The DOC has repeatedly asserted it does not instruct sex offenders to live under the bridge. But probation officer case notes and internal e-mails obtained by New Times have shown this claim to be false. Probation officers have consistently told offenders to report to the bridge or risk being re-incarcerated.

"I wouldn't call it a new policy as much as I would call it a plan that says, 'Look, it's untenable for you to live in the open like this,'" McDonough said last Friday, the same day the sex offenders' 72 hours to leave were to expire. The state, McDonough said, has identified every place in Florida that sex offenders can live. As to why nearly every county in Florida except Miami-Dade appears on the map, the secretary explained the 2,500-foot ordinance has essentially made the entire county untenable: "We mapped this out in great detail.... It left minute space on a map — I don't think anything appeared."
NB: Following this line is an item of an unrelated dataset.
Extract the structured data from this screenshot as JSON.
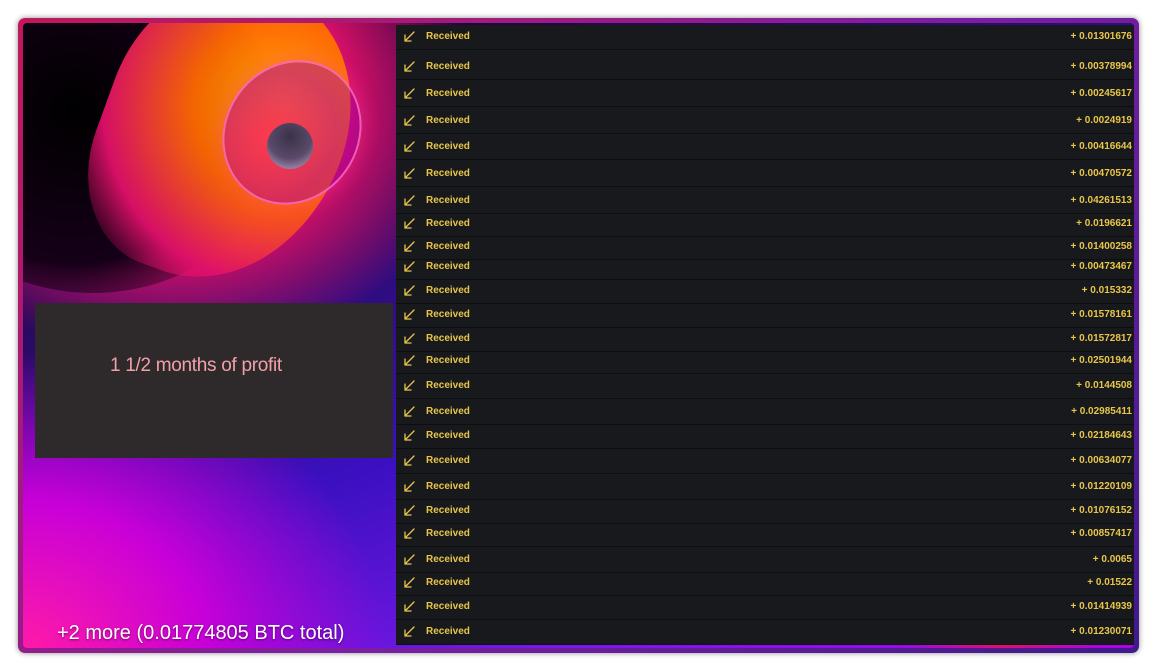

But handing a list of addresses to the men under the bridge is a far cry from resettling them. The state, McDonough acknowledges, is providing no money or transportation. The DOC says it has helped five men move, but at least one of them is still homeless — he simply registered himself at a spot at Krome Avenue and the Tamiami Trail.

No surprise, then, that supervisors like Patricia Nelson are clutching at straws in an attempt to find housing.

"Sometimes churches are willing to help in these situations," she suggested to the men at one point during her visit. "Do any of you know a church that might be willing to help?"

Beverly, who asked that her full name be withheld, has taken on the task of finding housing for her son. He was released to the bridge a month ago after spending 18 months in jail on charges of child molestation. She says he is innocent. "I'm not asking [anybody] to be responsible for him — this is my child," she says. "But damn, give him some leeway that he can come stay with his mom, with me."

The greatest obstacle in the DOC's efforts to relocate the bridge-dwellers — not to mention in placing the dozens of sex offenders who will be released in Miami over the course of the next year — is they may refuse to leave the county. McDonough stops short of saying he will enforce the order to leave. "We have reviewed it all the way from the Constitution down. You cannot arrest someone because they do not have a place to live," he says. "That would be a violation of the Constitution."

Patrick Wiese, who has lived under the bridge since last July, believes the DOC is playing a game of chicken with local law enforcement. By advising the men to leave, Wiese says, the department puts the onus of arresting them on other agencies. "It's politics," he adds. "It's always been politics."

This past Monday, as the second eviction deadline loomed, several local news crews gathered under the bridge, cameras readied for the impending raid. It never came. "There is no deadline," DOC spokesperson Gretl Plessinger later told reporters.

That night the space under the bridge was full of people, as usual. For now, most of them will remain, 72 hours at a time.